Por Flávia Madureira
Data: 22 de julho de 2026
Diante da influência das canetas emagrecedoras no comportamento do consumidor, setor se adapta e encontra no modelo a quilo uma estratégia para manter margens e ampliar oportunidades de venda
O avanço do uso de medicamentos à base de semaglutida, as chamadas “canetas emagrecedoras”, tem alterado a forma como os brasileiros consomem em bares e restaurantes.
De acordo com levantamento da Abrasel, o impacto desses medicamentos já é percebido pela maioria dos empresários. Os dados mostram que 61% dos bares e restaurantes identificaram mudanças no comportamento dos clientes associadas ao uso desses remédios. Entre os principais efeitos estão a redução no consumo de pratos principais e sobremesas, o aumento da procura por porções menores e a escolha por opções mais leves.
A transformação é concreta no dia a dia dos estabelecimentos. Ainda segundo a pesquisa, 56% dos empresários notaram queda nos pedidos de pratos principais, enquanto 65% observaram mudanças no consumo de sobremesas, com casos de redução significativa na demanda. Além disso, 64% registraram aumento no pedido de porções menores e na prática de compartilhar pratos, comportamento que redesenha a experiência de consumo nos salões.
Essa mudança está diretamente ligada ao efeito desses medicamentos, que reduzem o apetite e levam o consumidor a ingerir menos alimentos. O resultado é um novo perfil de cliente: alguém que continua frequentando bares e restaurantes, mas faz escolhas mais moderadas e conscientes. Não se trata, necessariamente, de uma retração, mas de uma nova dinâmica de consumo.
Para o setor, o desafio é claro: como manter rentabilidade diante desse novo contexto de consumo? A resposta, segundo especialistas e análises da Abrasel, está na adaptação. O movimento já começa a ser observado, com ajustes em cardápios, flexibilização de porções e reconfiguração da oferta.
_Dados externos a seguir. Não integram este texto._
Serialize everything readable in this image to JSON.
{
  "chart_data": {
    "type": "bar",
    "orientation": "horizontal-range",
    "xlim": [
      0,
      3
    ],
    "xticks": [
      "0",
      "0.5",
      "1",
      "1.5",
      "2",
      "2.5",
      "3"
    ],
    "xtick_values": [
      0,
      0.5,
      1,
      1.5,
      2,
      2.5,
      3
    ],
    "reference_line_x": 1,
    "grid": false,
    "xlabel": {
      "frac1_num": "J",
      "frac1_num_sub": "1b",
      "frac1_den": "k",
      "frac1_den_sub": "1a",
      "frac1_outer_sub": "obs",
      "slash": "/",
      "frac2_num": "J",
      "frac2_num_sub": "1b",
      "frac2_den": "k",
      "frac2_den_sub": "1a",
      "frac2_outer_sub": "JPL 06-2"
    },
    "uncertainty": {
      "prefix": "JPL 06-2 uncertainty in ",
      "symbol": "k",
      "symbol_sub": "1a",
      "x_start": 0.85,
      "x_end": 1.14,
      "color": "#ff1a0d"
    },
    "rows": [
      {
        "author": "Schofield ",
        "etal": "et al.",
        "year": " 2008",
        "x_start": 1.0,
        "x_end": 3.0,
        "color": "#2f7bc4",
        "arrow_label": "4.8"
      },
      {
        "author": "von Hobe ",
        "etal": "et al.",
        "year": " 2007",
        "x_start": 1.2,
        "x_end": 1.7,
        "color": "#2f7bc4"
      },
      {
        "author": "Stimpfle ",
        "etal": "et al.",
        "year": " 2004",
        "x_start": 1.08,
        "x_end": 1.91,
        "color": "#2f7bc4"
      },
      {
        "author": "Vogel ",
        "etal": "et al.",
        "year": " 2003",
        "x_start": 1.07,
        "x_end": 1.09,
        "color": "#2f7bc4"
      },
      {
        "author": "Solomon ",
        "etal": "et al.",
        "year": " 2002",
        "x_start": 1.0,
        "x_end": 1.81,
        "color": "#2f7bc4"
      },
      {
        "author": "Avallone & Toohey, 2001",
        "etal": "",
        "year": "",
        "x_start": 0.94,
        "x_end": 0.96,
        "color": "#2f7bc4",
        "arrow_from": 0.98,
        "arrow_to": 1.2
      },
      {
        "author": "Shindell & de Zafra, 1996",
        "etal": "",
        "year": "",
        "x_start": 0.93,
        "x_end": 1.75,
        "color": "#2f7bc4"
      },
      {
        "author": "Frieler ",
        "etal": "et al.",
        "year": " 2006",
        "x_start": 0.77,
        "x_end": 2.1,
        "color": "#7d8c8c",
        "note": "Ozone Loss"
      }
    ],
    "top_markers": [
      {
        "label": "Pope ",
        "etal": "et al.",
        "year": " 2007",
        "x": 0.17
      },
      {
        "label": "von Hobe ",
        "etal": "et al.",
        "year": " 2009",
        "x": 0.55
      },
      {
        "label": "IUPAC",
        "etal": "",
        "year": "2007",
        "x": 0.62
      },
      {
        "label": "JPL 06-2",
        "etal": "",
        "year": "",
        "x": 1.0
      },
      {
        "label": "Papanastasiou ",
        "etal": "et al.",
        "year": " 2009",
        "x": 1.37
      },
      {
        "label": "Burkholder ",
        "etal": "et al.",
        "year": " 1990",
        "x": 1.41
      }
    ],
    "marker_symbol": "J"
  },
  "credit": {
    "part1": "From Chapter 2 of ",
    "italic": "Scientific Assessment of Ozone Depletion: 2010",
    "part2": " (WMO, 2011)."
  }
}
E é nesse ponto que o modelo de comida a quilo ganha força.

Comida a quilo: flexibilidade que atende ao novo consumidor
A lógica do restaurante por quilo, em que o cliente escolhe o que consumir e paga exatamente pelo que coloca no prato, dialoga diretamente com esse novo comportamento. Ao permitir porções personalizadas e mais controladas, o modelo atende à demanda por refeições menores, mais leves e diversificadas.
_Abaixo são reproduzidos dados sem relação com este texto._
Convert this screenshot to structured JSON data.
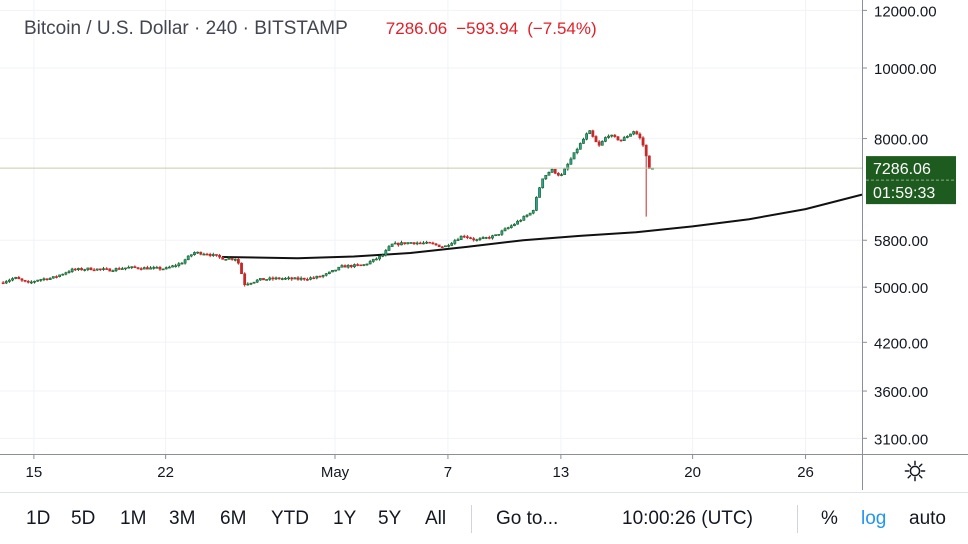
{
  "header": {
    "symbol": "Bitcoin / U.S. Dollar · 240 · BITSTAMP",
    "last": "7286.06",
    "change": "−593.94",
    "change_pct": "(−7.54%)"
  },
  "colors": {
    "up": "#26a69a",
    "up_dark": "#1b5e20",
    "down": "#c62828",
    "ma": "#111111",
    "price_label_bg": "#1e5b1e",
    "grid": "#f0f3fa"
  },
  "price_label": {
    "price": "7286.06",
    "countdown": "01:59:33"
  },
  "toolbar": {
    "ranges": [
      "1D",
      "5D",
      "1M",
      "3M",
      "6M",
      "YTD",
      "1Y",
      "5Y",
      "All"
    ],
    "goto": "Go to...",
    "clock": "10:00:26 (UTC)",
    "percent": "%",
    "log": "log",
    "auto": "auto"
  },
  "chart_data": {
    "type": "candlestick",
    "title": "Bitcoin / U.S. Dollar · 240 · BITSTAMP",
    "interval": "240",
    "scale": "log",
    "grid": true,
    "ylim": [
      2950,
      12400
    ],
    "y_ticks": [
      "12000.00",
      "10000.00",
      "8000.00",
      "5800.00",
      "5000.00",
      "4200.00",
      "3600.00",
      "3100.00"
    ],
    "y_tick_values": [
      12000,
      10000,
      8000,
      5800,
      5000,
      4200,
      3600,
      3100
    ],
    "x_ticks": [
      "15",
      "22",
      "May",
      "7",
      "13",
      "20",
      "26"
    ],
    "x_tick_days": [
      15,
      22,
      31,
      37,
      43,
      50,
      56
    ],
    "x_range_days": [
      13.2,
      59
    ],
    "last_price": 7286.06,
    "price_path": [
      [
        13.2,
        5070
      ],
      [
        14.0,
        5150
      ],
      [
        14.7,
        5060
      ],
      [
        15.2,
        5120
      ],
      [
        16.0,
        5150
      ],
      [
        17.0,
        5280
      ],
      [
        18.0,
        5300
      ],
      [
        19.0,
        5280
      ],
      [
        20.0,
        5320
      ],
      [
        21.0,
        5310
      ],
      [
        22.0,
        5300
      ],
      [
        22.8,
        5390
      ],
      [
        23.5,
        5580
      ],
      [
        24.2,
        5560
      ],
      [
        25.0,
        5480
      ],
      [
        25.8,
        5470
      ],
      [
        26.2,
        5050
      ],
      [
        27.0,
        5120
      ],
      [
        28.0,
        5140
      ],
      [
        29.0,
        5130
      ],
      [
        29.9,
        5150
      ],
      [
        30.5,
        5200
      ],
      [
        31.4,
        5340
      ],
      [
        32.5,
        5360
      ],
      [
        33.5,
        5520
      ],
      [
        34.0,
        5720
      ],
      [
        35.0,
        5760
      ],
      [
        36.0,
        5740
      ],
      [
        36.8,
        5680
      ],
      [
        37.8,
        5890
      ],
      [
        38.5,
        5800
      ],
      [
        39.5,
        5880
      ],
      [
        40.5,
        6100
      ],
      [
        41.5,
        6350
      ],
      [
        42.0,
        7050
      ],
      [
        42.5,
        7250
      ],
      [
        43.0,
        7100
      ],
      [
        43.8,
        7700
      ],
      [
        44.5,
        8200
      ],
      [
        45.0,
        7800
      ],
      [
        45.5,
        8100
      ],
      [
        46.2,
        7950
      ],
      [
        46.9,
        8200
      ],
      [
        47.3,
        7950
      ],
      [
        47.7,
        7300
      ],
      [
        47.9,
        7286
      ]
    ],
    "wick_low": {
      "day": 47.6,
      "low": 6250
    },
    "moving_average": {
      "name": "",
      "points": [
        [
          25.0,
          5500
        ],
        [
          29.0,
          5480
        ],
        [
          32.0,
          5510
        ],
        [
          35.0,
          5570
        ],
        [
          38.0,
          5680
        ],
        [
          41.0,
          5800
        ],
        [
          44.0,
          5880
        ],
        [
          47.0,
          5950
        ],
        [
          50.0,
          6060
        ],
        [
          53.0,
          6200
        ],
        [
          56.0,
          6400
        ],
        [
          59.0,
          6700
        ]
      ]
    }
  }
}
Na prática, isso significa uma vantagem competitiva importante. Em vez de depender de pratos fixos ou porções padronizadas, o restaurante a quilo consegue ajustar a oferta ao apetite real do cliente, reduzindo desperdícios e preservando a margem de lucro. Esse formato também abre espaço para estimular escolhas de maior valor agregado, como ingredientes diferenciados e combinações mais equilibradas.
Além disso, a adaptação ao novo perfil de consumo pode trazer ganhos operacionais. A redução no volume consumido tende a diminuir o uso de insumos por cliente, o que, aliado a uma estratégia de precificação adequada, pode contribuir para o equilíbrio financeiro dos negócios.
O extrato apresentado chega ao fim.